Introduction
Karatsu is said to have originated as a port that crossed into Tang (China). The pottery industry that flourished near here was a result of exchanges with China and Korea, and Christianity was also introduced near here earlier than in Nagasaki. Toyotomi Hideyoshi, who invaded Korea, is said to have stayed here for over a year. The presence of a person at the pinnacle of power here meant that it was the center of political, economic and cultural exchange in Japan. This was highly unusual, considering that throughout Japanese history the pinnacles of power were in Nara, Kyoto and Tokyo.
Detail
1st day (Festival day)
There are many different “Kunchi” festivals in Kyushu, but Karatsu Kunchi is the roughest

Nagasaki Kunchi is the most famous of the Kunchi festivals, but you need a lot of luck to get a seat. Karatsu Kunchi, on the other hand, is easy to see from anywhere. The floats, loaded with gorgeous decorations that swing in a pendulum motion, are then pulled through the town at a rapid pace. It takes just over an hour by train or car from Fukuoka. However, the car route becomes a public road halfway through, so the time is unpredictable.
Free parking is available during the festival, but please note that it will be difficult to find a parking spot if you do not arrive by noon. Outside of the Kunchi period, the actual floats are on display at the Hikiyama Exhibition Hall near the station.
Why Nagoya Castle, even though it’s in Kyushu? Hideyoshi’s base for dispatching troops to Korea


I’d like you to read the story about the same names of two Nagoya Castles on this post, but anyway, it’s a place that’s very difficult to get to by public transportation. It was also intentionally demolished after Hideyoshi’s death, so it’s hard to tell what it looked like originally. So why go there anyway? The tea room made by gold, where Hideyoshi hosted the Sengoku lords he conquered, has been restored in the museum. What’s more, Saga Prefecture is generous enough to offer free admission to the museum where the tea room is displayed. If you go beyond Nagoya Castle to Hata Cape, you can even see Tsushima, the real border island facing to Korea.
2nd Day(Culture day)
Yobuko, famous for its morning market, used to be known for whales, but now it’s known for squid.

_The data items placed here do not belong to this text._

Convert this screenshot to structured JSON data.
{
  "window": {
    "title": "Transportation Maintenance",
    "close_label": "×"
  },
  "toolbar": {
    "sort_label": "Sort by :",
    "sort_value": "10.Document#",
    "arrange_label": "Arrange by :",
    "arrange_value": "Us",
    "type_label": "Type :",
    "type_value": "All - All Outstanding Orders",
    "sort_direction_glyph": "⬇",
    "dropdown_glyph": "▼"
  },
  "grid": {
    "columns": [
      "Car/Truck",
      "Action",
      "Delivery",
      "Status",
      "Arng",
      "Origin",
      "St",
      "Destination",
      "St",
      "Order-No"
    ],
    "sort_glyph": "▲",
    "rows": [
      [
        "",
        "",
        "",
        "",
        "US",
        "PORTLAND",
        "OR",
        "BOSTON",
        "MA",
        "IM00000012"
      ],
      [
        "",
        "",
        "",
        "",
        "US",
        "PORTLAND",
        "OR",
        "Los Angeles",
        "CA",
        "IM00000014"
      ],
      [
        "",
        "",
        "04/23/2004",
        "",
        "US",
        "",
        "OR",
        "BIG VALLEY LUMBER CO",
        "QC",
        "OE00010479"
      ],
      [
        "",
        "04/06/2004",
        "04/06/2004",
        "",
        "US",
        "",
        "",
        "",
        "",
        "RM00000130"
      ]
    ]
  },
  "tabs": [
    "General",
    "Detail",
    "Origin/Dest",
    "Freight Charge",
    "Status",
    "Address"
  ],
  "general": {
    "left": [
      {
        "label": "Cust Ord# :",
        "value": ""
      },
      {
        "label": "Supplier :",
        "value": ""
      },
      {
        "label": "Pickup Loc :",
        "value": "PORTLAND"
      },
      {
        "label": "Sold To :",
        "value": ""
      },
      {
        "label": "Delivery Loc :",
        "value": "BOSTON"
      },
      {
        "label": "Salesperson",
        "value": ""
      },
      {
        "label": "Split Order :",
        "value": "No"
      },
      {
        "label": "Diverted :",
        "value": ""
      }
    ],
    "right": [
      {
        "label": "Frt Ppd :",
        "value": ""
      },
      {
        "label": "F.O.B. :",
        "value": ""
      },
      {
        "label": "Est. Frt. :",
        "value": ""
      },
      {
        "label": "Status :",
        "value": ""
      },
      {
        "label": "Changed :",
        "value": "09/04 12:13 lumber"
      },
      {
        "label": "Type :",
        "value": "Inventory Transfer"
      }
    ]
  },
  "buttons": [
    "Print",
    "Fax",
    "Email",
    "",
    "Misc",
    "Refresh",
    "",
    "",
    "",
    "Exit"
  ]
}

I wanted to see the squid being dried while being pinched to clothespins and rotated. Yobuko Morning Market is a peaceful fishing port. It’s also difficult to get to by public transport. But it’s worth stopping by to try the live, filleted squid.
A thorough visit to the pottery in the village of porcelain, born from a series of miracles

There are many famous pottery-making towns here. Large markets are held in many places during Golden Week in May, but it’s best to visit during a quieter time. Find your favorite pottery slowly. Be careful not to buy too much. There are various routes from Fukuoka, including around the sea and inland (Ariake Sea). In November, the Saga City Balloon Festival is held, so if you can get up early in the morning, give it a try. You can combine it with the Karatsu Kunchi Festival.
3rd Day(History day)
Hirado, the end of the earth, was the cutting edge of culture at the time

Hirado is the closest town to Korea and China, excluding the Goto Islands. It is the town where Christian missionary work began. Even in this quiet port town, you can sense the scent of culture. Before crossing over to Hirado Island through the huge bridge like Goiden Bridge in US, there is Tabira Hirado Station, where you can get a certificate of visiting the westernmost station in Japan. There is a fee, though.
A diorama world at the end of a roller coaster-like road – Tenkaiho


You can only get there if you get through the traffic jams in Sasebo downtown. The reason it’s so congested is that you have to turn right three times after exiting the expressway (which would be a left turn on the mainland). Once you get past that, the narrow road continues to go up and down. It’s nerve-wracking, but the view at the end is spectacular.
Hario radio tower that’s not a chimney


Along the way, I thought I would be able to see Huis Ten Bosch, a theme park modeled after Amsterdam, but it was completely obscured by trees and I couldn’t see it at all. As I cautiously made my way through the tangerine orchards, radio towers suddenly appeared right in front of me.